Возвращаясь к нашей теме, уточню, что на сегодняшний день мы боремся с терроризмом не только на тех или иных видах транспорта, а повсеместно, включая горно-лесистую местность. Круг обязанностей расширился, поскольку терроризм не знает границ и совершенствуется с каждым днем: происходит захват комплексов, кинотеатров, школ, автобусов…. Если посмотреть хронологию, то реальные ЧП на воздушном транспорте происходили очень давно.
— А совсем недавно — в Домодедово?
— В данном эпизоде не была захвата как такового. У человека с головой было не в порядке. Иное дело — операция «Свадьба» в аэропорту Тбилиси, когда террористы реально захватили самолет, открыли огонь на поражение и потребовался штурм, чтобы освободить людей и нейтрализовать этих негодяев. Вот это действительно классика. Печальная, разумеется.
Как определяется терроризм? Пронести взрывчатку, взорвать самолет… Здесь, разумеется, мы бессильны. Тут должны работать службы в лице оперативных работников, милиции, контрольно-пропускной службы, осмотр, досмотр и т. д.
«Зайдите в соседнюю комнату…»
— Юрий Николаевич, как Вы дошли до «жизни такой»? Где родились, кто были ваши родители? Как складывалась биография до прихода в Группу?

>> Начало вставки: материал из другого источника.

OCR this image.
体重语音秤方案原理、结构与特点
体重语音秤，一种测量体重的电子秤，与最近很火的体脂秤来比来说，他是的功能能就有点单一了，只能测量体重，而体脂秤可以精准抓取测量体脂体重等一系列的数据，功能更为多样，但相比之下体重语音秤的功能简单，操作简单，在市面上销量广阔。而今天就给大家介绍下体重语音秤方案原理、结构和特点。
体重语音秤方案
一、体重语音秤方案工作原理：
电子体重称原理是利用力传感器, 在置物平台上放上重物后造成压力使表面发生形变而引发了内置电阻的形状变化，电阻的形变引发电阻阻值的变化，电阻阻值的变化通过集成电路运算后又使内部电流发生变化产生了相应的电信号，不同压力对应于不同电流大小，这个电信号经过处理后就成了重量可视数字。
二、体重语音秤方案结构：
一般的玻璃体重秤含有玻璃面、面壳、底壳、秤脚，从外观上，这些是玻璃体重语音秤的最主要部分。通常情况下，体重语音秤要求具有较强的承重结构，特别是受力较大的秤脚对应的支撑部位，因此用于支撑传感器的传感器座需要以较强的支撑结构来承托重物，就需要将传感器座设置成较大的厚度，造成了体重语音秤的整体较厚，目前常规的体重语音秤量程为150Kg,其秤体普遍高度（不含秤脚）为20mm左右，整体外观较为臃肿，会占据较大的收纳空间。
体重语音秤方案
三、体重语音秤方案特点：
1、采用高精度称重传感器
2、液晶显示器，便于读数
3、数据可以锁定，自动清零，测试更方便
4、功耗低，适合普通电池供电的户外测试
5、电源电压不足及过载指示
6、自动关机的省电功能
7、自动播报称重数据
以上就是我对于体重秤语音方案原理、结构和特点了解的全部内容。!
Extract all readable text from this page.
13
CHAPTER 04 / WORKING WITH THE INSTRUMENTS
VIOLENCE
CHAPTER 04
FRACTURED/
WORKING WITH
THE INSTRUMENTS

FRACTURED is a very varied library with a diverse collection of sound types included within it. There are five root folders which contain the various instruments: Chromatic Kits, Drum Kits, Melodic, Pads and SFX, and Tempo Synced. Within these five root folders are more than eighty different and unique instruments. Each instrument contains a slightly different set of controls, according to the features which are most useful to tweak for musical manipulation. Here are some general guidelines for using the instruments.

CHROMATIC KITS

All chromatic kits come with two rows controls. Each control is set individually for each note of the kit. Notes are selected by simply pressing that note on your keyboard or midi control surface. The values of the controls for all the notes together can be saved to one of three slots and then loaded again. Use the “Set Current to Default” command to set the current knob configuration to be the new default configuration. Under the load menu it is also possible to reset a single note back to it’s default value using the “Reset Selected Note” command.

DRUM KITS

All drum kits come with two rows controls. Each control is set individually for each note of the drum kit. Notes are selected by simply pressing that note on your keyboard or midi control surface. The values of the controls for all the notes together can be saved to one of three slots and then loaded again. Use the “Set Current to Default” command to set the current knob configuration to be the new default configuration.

— Родился 6 мая1958 года. Есть такой пригородной поселок Брянска «Белые берега». Папа — Торшин Николай Петрович. Всю жизнь проработал на крупнейшей электростанции, построенной в Брянской области по ленинскому плану Гоэлро в 1932 году. У отца это было единственным местом работы: он начал трудовую деятельность с помощника машиниста турбины и закончил заместителем директора.
— Редкость по нашим временам.
— Да, единственная запись в трудовой книжке отца: принят в должности такой‑то и уволен там же. Так что он профессиональный энергетик. Мама, Евгения Дмитриевна, окончила медицинское училище и проработала всю жизнь в Белобережской больнице медсестрой. На пенсию вышла старшей медсестрой отделения.
— Она жива?
— К сожалению, нет — умерла в 2007 году. Папа, слава Богу, жив‑здоров, сейчас живет в столичном районе «Кунцево». Родители давно переехали из Брянска сюда, в Москву. Младший брат, Вячеслав, у нас разница семь лет, в свое время закончил ту же самую школу, что и я, поступил в Орловское училище связи. Всю жизнь, как и я, прослужил, уволился полковником ФСБ. Ну, а моя жизнь простая: родился, школа № 29, после десяти классов пытался поступить в военное Орловское училище связи.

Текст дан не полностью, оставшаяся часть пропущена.